The agreement between India and the EU covers a range of goods and services, and it has been in negotiation since 2007. Bilateral trade between the two is expected to touch US$220 billion (Dh808bn) by 2015.
Medicines, however, have formed a key sticking point in the negotiations. The EU has repeatedly asked for India's commitment to a strong intellectual property rights regime with respect to drugs. An EU press release in 2009 said that "India is one of the major sources of counterfeit medicines seized by the customs services of the member states." Indian regulations, until recently, allowed pharmaceutical companies to patent only processes and not the final products. Now, in accordance with World Trade Organisation rules, those regulations have changed, but not as drastically as the EU would like.
The industry has thus often been able to develop "generics", copies of drugs that have been patented elsewhere in Europe or the United States. While the original drugs are sold at higher prices, the copies are sold are far, far lower rates.
The EU is pushing for a measure known as "data exclusivity", which would be able to knock generics off the market even for drugs that are off-patent or would not earn a patent under Indian patent law.
India is the world's leading manufacturer of such generic drugs, to the benefit of its pharmaceutical companies. In 2009, according to figures from the Indian Drug Manufacturers' Association, drug exports stood at US$10 billion and were growing by more than 20 per cent each year. Unsurprisingly then, last March, Anand Sharma, the Indian minister for commerce and industry, told Reuters: "We will not allow any injury to be caused to the Indian generics industry." India is thus often the source for cheap medicines elsewhere in the developing world. One estimate by Médecins Sans Frontières surmises that nearly 80 per cent of the AIDS drugs treating 5 million people across the developing world come from India. Generic drugs from India can cost as little as a few cents per dose.
Rajiv Kafle, a member of the Asia Pacific Network of Positive People, said at a press conference after the rally: "We all rely on affordable medicines, made here in India, to stay alive."

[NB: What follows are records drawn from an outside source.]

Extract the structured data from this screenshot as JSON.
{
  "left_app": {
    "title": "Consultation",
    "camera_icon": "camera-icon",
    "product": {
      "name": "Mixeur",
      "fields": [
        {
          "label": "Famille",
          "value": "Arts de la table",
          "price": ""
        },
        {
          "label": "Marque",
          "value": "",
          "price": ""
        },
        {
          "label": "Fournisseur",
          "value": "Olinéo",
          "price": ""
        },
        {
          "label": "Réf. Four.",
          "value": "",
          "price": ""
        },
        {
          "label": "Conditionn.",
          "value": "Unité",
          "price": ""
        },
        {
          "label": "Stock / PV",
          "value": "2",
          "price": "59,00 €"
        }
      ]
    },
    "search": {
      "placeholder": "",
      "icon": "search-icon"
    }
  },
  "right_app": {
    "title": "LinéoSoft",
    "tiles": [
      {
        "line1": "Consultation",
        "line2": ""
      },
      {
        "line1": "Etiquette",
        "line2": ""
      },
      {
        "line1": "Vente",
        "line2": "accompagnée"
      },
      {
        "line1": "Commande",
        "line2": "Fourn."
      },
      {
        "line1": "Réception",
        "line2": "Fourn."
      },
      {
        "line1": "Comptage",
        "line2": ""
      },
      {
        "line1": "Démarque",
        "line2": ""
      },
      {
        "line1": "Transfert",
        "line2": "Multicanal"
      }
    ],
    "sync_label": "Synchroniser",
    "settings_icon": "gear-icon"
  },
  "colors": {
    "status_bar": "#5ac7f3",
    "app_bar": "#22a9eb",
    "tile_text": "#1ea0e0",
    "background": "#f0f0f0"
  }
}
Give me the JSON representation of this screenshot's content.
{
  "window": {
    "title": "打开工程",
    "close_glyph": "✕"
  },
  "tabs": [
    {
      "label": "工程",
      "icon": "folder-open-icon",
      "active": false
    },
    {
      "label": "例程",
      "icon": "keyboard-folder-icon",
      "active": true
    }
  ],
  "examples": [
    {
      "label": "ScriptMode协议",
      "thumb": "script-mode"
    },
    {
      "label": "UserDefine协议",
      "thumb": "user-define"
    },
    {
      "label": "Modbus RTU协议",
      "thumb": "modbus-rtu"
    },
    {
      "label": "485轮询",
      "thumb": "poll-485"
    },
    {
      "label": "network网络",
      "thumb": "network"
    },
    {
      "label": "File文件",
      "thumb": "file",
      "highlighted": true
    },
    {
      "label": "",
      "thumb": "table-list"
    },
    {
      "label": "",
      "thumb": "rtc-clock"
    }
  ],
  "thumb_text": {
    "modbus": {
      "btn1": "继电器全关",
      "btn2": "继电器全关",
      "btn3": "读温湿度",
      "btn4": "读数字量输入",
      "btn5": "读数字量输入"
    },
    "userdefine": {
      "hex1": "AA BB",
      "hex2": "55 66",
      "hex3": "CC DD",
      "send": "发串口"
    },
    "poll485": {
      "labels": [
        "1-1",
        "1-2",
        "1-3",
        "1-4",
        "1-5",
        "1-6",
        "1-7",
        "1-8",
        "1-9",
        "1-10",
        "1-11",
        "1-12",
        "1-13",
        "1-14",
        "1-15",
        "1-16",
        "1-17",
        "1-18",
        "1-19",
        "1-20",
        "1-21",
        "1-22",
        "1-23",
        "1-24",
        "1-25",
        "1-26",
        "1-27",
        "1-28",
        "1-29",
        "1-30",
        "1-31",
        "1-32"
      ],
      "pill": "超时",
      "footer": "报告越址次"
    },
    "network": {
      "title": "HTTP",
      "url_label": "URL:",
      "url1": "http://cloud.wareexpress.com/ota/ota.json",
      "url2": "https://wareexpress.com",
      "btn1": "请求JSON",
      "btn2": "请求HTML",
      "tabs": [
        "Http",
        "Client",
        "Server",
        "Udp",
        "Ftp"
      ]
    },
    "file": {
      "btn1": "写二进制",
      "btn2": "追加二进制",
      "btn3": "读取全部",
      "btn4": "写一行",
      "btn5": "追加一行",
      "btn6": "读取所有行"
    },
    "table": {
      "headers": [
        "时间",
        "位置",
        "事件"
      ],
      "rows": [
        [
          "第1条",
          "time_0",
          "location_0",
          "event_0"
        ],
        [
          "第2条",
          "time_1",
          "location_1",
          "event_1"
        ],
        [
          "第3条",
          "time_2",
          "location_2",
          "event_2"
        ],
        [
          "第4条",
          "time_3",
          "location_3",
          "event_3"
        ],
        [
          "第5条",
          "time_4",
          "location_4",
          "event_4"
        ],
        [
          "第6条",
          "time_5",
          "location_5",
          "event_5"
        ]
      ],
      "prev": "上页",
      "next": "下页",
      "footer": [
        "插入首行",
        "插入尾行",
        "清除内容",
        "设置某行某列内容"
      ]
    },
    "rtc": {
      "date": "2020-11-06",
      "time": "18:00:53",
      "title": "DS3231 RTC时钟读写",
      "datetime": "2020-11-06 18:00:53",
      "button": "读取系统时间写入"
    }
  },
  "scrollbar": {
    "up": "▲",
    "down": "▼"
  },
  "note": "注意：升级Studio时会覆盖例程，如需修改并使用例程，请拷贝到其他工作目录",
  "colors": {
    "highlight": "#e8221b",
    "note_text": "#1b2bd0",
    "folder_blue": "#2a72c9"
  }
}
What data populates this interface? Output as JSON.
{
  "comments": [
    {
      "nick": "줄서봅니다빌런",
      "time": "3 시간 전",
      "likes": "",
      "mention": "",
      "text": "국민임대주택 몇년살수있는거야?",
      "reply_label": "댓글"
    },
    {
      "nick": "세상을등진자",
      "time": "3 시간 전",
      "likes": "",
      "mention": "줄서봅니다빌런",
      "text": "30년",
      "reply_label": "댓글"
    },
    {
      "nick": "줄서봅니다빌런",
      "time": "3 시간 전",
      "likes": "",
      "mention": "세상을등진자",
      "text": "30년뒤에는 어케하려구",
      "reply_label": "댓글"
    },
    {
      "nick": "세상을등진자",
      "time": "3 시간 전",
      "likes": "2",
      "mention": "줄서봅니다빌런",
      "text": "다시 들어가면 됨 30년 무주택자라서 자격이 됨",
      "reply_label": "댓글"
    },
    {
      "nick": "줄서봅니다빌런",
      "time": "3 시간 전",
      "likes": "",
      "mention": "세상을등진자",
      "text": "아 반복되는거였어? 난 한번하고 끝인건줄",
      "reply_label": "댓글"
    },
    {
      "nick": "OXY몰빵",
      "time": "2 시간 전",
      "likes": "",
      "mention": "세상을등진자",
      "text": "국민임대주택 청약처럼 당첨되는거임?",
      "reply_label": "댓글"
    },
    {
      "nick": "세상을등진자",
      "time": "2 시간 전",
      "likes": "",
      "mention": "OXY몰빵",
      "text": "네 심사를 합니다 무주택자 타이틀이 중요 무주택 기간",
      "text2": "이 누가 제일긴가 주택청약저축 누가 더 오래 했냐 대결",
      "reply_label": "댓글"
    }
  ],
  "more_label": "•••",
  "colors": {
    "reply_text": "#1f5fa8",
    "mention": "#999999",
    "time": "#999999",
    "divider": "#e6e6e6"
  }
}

The rally had the support of Anand Grover, the United Nations special rapporteur on the right to health. In a statement, Mr Grover called the planned introduction of data exclusivity a "colossal mistake," because "millions of people across the globe depend on the country as the pharmacy of the developing world".

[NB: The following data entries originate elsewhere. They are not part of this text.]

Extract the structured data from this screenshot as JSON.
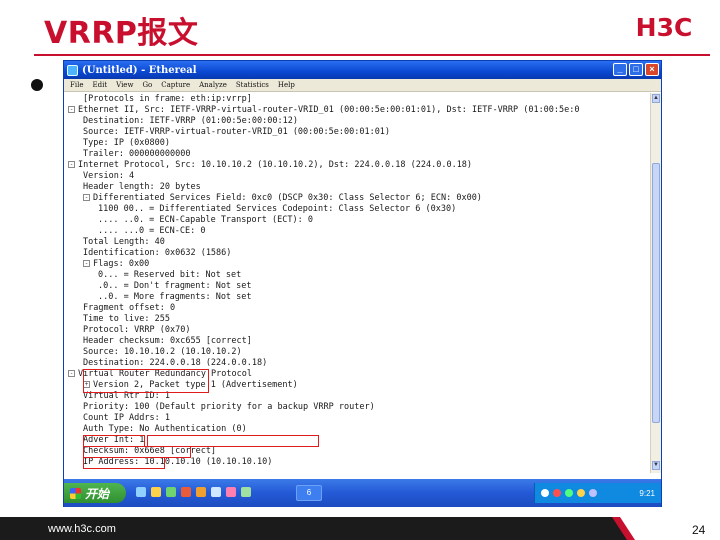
{
  "slide": {
    "title": "VRRP报文",
    "logo_text": "H3C",
    "footer_url": "www.h3c.com",
    "page_number": "24",
    "accent_color": "#c8102e"
  },
  "window": {
    "title": "(Untitled) - Ethereal",
    "controls": {
      "minimize": "_",
      "maximize": "□",
      "close": "×"
    },
    "menu": [
      "File",
      "Edit",
      "View",
      "Go",
      "Capture",
      "Analyze",
      "Statistics",
      "Help"
    ]
  },
  "packet_tree": [
    {
      "indent": 1,
      "expander": "",
      "text": "[Protocols in frame: eth:ip:vrrp]"
    },
    {
      "indent": 0,
      "expander": "-",
      "text": "Ethernet II, Src: IETF-VRRP-virtual-router-VRID_01 (00:00:5e:00:01:01), Dst: IETF-VRRP (01:00:5e:0"
    },
    {
      "indent": 1,
      "expander": "",
      "text": "Destination: IETF-VRRP (01:00:5e:00:00:12)"
    },
    {
      "indent": 1,
      "expander": "",
      "text": "Source: IETF-VRRP-virtual-router-VRID_01 (00:00:5e:00:01:01)"
    },
    {
      "indent": 1,
      "expander": "",
      "text": "Type: IP (0x0800)"
    },
    {
      "indent": 1,
      "expander": "",
      "text": "Trailer: 000000000000"
    },
    {
      "indent": 0,
      "expander": "-",
      "text": "Internet Protocol, Src: 10.10.10.2 (10.10.10.2), Dst: 224.0.0.18 (224.0.0.18)"
    },
    {
      "indent": 1,
      "expander": "",
      "text": "Version: 4"
    },
    {
      "indent": 1,
      "expander": "",
      "text": "Header length: 20 bytes"
    },
    {
      "indent": 1,
      "expander": "-",
      "text": "Differentiated Services Field: 0xc0 (DSCP 0x30: Class Selector 6; ECN: 0x00)"
    },
    {
      "indent": 2,
      "expander": "",
      "text": "1100 00.. = Differentiated Services Codepoint: Class Selector 6 (0x30)"
    },
    {
      "indent": 2,
      "expander": "",
      "text": ".... ..0. = ECN-Capable Transport (ECT): 0"
    },
    {
      "indent": 2,
      "expander": "",
      "text": ".... ...0 = ECN-CE: 0"
    },
    {
      "indent": 1,
      "expander": "",
      "text": "Total Length: 40"
    },
    {
      "indent": 1,
      "expander": "",
      "text": "Identification: 0x0632 (1586)"
    },
    {
      "indent": 1,
      "expander": "-",
      "text": "Flags: 0x00"
    },
    {
      "indent": 2,
      "expander": "",
      "text": "0... = Reserved bit: Not set"
    },
    {
      "indent": 2,
      "expander": "",
      "text": ".0.. = Don't fragment: Not set"
    },
    {
      "indent": 2,
      "expander": "",
      "text": "..0. = More fragments: Not set"
    },
    {
      "indent": 1,
      "expander": "",
      "text": "Fragment offset: 0"
    },
    {
      "indent": 1,
      "expander": "",
      "text": "Time to live: 255"
    },
    {
      "indent": 1,
      "expander": "",
      "text": "Protocol: VRRP (0x70)"
    },
    {
      "indent": 1,
      "expander": "",
      "text": "Header checksum: 0xc655 [correct]"
    },
    {
      "indent": 1,
      "expander": "",
      "text": "Source: 10.10.10.2 (10.10.10.2)"
    },
    {
      "indent": 1,
      "expander": "",
      "text": "Destination: 224.0.0.18 (224.0.0.18)"
    },
    {
      "indent": 0,
      "expander": "-",
      "text": "Virtual Router Redundancy Protocol"
    },
    {
      "indent": 1,
      "expander": "+",
      "text": "Version 2, Packet type 1 (Advertisement)"
    },
    {
      "indent": 1,
      "expander": "",
      "text": "Virtual Rtr ID: 1"
    },
    {
      "indent": 1,
      "expander": "",
      "text": "Priority: 100 (Default priority for a backup VRRP router)"
    },
    {
      "indent": 1,
      "expander": "",
      "text": "Count IP Addrs: 1"
    },
    {
      "indent": 1,
      "expander": "",
      "text": "Auth Type: No Authentication (0)"
    },
    {
      "indent": 1,
      "expander": "",
      "text": "Adver Int: 1"
    },
    {
      "indent": 1,
      "expander": "",
      "text": "Checksum: 0x66e8 [correct]"
    },
    {
      "indent": 1,
      "expander": "",
      "text": "IP Address: 10.10.10.10 (10.10.10.10)"
    }
  ],
  "taskbar": {
    "start_label": "开始",
    "task_label": "6",
    "clock": "9:21",
    "colors": {
      "start": "#3a9e3a",
      "bar": "#2459d6",
      "tray": "#0f8ae0"
    }
  }
}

Because of a public holiday, the EU's officials in Delhi could not be reached for comment. However, an EU press release issued three weeks ago claimed that "the free trade agreement currently under negotiations between India and EU is certainly not intended to restrict the ability of India to continue doing the same for domestic and international consumption… It is not EU's intention to use enforcement measures… to hinder the legitimate trade in generic medicines."